The Nordica Homestead is a historic house museum at 116 Nordica Road (a short drive off Holly Road) in Farmington, Maine. Built in 1840, this house was the birthplace and summer home of Lillian Nordica (1857–1914), one of the leading operatic sopranos of the late 19th and early 20th centuries. It has been a museum dedicated to her memory since 1928. It was listed on the National Register of Historic Places in 1969. It is open to the public between June and October.

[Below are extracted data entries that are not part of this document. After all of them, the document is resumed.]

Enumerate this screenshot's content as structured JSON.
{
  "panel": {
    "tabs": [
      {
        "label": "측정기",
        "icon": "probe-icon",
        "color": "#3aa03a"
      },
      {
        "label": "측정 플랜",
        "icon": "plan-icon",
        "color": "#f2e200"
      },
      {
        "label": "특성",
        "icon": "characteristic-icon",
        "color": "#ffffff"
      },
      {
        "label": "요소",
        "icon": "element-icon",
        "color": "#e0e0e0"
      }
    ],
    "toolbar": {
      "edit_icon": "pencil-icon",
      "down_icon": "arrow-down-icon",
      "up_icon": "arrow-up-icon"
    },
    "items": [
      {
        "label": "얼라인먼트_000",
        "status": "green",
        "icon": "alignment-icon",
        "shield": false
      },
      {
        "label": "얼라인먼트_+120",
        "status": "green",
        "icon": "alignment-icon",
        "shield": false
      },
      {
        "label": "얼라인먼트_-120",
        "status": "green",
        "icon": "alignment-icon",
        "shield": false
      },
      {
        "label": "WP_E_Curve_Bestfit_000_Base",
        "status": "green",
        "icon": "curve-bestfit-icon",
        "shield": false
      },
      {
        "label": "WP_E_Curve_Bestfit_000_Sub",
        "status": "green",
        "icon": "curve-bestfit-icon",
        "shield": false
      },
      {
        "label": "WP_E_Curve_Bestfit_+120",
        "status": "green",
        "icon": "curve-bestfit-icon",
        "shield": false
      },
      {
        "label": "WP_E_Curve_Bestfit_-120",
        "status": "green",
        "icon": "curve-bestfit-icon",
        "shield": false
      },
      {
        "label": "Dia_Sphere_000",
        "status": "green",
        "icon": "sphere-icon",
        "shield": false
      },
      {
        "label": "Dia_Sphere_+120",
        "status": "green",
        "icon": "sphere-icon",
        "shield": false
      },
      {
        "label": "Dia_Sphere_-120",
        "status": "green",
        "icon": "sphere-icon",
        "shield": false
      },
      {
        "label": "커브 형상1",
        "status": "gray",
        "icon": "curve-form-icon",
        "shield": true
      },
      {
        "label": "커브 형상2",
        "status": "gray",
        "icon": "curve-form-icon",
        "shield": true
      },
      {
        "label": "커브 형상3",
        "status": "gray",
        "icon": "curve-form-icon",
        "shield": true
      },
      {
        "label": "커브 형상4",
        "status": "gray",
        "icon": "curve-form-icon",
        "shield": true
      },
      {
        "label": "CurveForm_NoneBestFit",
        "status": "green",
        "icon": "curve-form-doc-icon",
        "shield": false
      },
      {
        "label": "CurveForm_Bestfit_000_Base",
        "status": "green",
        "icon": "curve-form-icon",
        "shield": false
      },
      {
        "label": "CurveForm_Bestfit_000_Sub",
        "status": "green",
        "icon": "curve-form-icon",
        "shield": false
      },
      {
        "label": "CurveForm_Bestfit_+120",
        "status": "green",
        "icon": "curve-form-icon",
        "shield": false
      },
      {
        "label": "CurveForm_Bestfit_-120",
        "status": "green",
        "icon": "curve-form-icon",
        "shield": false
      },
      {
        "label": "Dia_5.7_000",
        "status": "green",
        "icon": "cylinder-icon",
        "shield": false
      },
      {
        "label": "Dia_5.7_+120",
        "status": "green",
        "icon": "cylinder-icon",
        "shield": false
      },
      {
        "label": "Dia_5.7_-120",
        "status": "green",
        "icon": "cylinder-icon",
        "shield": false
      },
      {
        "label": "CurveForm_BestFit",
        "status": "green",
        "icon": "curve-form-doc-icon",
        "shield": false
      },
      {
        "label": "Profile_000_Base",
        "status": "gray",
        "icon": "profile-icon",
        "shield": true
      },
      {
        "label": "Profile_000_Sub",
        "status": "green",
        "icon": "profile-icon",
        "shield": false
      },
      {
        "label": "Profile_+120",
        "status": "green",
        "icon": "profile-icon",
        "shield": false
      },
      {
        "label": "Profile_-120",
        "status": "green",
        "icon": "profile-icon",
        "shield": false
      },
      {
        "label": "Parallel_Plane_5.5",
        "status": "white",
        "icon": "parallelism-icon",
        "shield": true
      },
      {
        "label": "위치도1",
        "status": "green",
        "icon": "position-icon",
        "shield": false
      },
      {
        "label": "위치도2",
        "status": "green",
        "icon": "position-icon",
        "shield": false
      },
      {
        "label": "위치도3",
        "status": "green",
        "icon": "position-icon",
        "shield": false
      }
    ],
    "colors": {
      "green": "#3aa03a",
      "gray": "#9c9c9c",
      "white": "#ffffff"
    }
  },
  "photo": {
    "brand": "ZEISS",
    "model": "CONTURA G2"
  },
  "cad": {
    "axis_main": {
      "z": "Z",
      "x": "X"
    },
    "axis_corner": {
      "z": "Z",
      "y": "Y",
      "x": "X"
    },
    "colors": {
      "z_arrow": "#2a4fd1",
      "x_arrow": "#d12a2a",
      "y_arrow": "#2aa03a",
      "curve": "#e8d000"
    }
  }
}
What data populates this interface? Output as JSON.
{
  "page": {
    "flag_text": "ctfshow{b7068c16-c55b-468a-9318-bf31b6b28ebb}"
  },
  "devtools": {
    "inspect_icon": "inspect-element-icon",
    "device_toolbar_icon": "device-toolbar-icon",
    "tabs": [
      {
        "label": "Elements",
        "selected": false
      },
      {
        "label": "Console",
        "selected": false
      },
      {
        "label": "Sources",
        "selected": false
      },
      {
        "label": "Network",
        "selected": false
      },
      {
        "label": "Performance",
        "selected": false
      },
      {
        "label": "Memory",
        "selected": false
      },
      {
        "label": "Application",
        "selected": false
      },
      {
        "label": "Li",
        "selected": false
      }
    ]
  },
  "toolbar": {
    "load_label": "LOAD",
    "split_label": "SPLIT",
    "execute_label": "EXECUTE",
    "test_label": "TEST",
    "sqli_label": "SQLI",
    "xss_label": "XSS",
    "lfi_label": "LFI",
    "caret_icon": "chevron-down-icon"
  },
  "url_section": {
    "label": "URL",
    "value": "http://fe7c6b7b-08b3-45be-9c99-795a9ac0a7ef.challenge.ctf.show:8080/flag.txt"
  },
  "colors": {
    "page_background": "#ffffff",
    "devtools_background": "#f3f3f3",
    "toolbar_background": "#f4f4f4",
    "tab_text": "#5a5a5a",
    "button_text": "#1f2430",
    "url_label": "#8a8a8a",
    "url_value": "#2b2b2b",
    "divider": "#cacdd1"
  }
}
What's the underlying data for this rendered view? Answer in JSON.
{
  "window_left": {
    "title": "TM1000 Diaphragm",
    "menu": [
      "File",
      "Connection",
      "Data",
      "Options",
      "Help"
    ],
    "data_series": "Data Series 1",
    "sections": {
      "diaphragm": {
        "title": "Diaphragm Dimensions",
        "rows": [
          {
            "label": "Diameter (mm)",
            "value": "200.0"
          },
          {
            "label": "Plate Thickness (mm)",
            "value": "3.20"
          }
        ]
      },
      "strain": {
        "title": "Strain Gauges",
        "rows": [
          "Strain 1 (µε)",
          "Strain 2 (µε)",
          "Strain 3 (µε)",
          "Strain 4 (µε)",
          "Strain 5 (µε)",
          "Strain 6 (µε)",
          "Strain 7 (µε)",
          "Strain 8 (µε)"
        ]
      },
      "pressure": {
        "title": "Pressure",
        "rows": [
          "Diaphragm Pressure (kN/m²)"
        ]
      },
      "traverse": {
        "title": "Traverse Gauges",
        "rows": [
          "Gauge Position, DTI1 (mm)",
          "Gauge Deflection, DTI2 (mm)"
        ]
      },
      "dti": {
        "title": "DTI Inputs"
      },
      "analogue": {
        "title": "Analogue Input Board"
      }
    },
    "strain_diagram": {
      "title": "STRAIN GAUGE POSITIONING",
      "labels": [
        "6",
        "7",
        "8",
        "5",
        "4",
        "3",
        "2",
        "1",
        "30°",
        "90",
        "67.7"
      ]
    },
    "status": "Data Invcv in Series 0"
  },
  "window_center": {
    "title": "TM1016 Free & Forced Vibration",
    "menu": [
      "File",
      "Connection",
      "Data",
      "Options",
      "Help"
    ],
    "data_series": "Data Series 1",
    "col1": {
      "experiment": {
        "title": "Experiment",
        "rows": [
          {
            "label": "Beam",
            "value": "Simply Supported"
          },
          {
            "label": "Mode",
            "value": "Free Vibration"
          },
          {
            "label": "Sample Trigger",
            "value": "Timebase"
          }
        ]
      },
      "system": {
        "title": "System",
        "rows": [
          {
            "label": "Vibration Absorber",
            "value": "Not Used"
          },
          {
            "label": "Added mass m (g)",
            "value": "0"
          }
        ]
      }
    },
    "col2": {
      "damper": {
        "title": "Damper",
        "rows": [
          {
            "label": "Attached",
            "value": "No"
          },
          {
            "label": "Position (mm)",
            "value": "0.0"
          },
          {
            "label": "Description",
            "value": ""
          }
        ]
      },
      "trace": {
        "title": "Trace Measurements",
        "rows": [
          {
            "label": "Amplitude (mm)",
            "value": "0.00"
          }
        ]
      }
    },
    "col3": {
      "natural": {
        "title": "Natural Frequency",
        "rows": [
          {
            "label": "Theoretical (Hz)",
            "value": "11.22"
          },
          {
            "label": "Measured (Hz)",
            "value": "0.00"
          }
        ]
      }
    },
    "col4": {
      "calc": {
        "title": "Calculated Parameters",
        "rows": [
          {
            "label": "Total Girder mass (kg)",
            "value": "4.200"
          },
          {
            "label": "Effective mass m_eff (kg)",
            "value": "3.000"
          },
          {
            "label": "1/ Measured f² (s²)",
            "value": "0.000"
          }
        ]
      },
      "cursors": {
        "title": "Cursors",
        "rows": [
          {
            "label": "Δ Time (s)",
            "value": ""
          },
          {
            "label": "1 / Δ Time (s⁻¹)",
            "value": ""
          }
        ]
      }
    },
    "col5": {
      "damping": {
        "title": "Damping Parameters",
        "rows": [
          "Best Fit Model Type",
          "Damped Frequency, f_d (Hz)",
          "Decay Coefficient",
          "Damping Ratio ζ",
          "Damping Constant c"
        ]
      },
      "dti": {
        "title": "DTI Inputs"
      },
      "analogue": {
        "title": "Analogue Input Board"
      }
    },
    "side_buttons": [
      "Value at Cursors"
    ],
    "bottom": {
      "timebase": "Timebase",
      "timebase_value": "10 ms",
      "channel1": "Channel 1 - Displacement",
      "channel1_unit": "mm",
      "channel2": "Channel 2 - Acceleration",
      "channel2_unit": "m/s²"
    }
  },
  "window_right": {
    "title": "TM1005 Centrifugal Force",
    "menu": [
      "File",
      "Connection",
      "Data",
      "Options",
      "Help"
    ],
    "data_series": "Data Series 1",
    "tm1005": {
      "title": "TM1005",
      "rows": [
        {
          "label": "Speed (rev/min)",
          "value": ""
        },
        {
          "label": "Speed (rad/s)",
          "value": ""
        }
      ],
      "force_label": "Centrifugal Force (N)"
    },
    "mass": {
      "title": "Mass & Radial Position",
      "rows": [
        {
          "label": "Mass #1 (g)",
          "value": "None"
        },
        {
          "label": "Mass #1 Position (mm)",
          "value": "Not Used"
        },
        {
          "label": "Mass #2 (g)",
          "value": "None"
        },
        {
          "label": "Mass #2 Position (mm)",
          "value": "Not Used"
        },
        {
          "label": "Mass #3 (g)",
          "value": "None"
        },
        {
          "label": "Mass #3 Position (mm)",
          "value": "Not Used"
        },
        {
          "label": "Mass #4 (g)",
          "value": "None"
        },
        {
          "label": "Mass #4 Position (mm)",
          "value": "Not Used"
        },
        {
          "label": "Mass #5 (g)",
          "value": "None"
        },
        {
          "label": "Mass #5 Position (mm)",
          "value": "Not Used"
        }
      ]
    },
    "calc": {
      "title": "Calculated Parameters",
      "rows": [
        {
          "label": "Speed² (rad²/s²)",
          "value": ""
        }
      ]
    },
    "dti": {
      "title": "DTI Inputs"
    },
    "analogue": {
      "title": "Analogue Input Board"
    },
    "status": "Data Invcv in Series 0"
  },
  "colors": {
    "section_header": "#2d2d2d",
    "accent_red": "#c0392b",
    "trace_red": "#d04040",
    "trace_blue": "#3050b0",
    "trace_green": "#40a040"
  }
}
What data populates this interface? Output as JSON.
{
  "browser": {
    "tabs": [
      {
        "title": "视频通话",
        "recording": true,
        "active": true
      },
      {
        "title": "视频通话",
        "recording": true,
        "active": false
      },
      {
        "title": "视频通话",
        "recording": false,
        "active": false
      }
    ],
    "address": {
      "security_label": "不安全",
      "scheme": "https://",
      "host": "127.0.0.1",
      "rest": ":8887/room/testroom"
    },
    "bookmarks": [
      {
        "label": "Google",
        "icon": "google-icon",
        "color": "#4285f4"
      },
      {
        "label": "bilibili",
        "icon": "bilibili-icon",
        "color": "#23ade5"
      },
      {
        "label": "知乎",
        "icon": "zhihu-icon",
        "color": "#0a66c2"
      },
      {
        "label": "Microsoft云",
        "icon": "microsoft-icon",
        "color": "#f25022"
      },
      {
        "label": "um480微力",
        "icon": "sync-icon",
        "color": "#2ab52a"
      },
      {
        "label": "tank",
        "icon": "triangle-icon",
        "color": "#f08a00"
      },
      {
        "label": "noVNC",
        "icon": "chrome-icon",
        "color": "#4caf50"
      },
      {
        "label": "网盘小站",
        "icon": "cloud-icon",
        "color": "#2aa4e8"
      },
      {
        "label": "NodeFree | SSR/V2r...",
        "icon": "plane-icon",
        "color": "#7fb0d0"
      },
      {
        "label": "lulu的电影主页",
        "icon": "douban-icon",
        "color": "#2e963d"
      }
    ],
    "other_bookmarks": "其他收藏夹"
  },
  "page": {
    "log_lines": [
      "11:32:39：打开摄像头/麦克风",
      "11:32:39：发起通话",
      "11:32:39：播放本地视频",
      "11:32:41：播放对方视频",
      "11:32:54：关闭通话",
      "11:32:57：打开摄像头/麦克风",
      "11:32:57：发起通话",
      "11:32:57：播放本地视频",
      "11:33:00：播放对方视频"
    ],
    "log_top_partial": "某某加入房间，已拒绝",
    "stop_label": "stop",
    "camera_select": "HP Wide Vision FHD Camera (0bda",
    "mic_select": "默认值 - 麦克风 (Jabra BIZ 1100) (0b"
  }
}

The Nordica Homestead is a 1-1/2 story wood frame Cape style house, with a clapboard siding and a granite foundation. An ell enlarges the house to the rear. The interior retains original pine flooring, painted with spattered colors, and wallpaper. A barn is one of the only surviving agricultural outbuildings of the 115-acre (47 ha) property. The house built in 1840 by Edwin Norton, a local farmer with large landholdings in the Farmington area.
Edwin's daughter Lillian was born in this house in 1857, and lived there until age five. She received vocal training at the New England Conservatory in Boston, Massachusetts, and had an illustrious career in the opera under the stage name "Lillian Nordica". Although this property was sold by the family in 1857, it was repurchased by two of Nordica's sisters and given to her in 1911. She then visited it in the summers until her death in 1914. The property fell vacant and declined, until a group of friends and admirers banded together to restore it. They purchased the property, restored it, and opened it in 1928 as a museum dedicated to Noordica's memory.
The property was listed on the National Register of Historic Places in 1969. It is open to the public between June and October; a small admission fee is charged.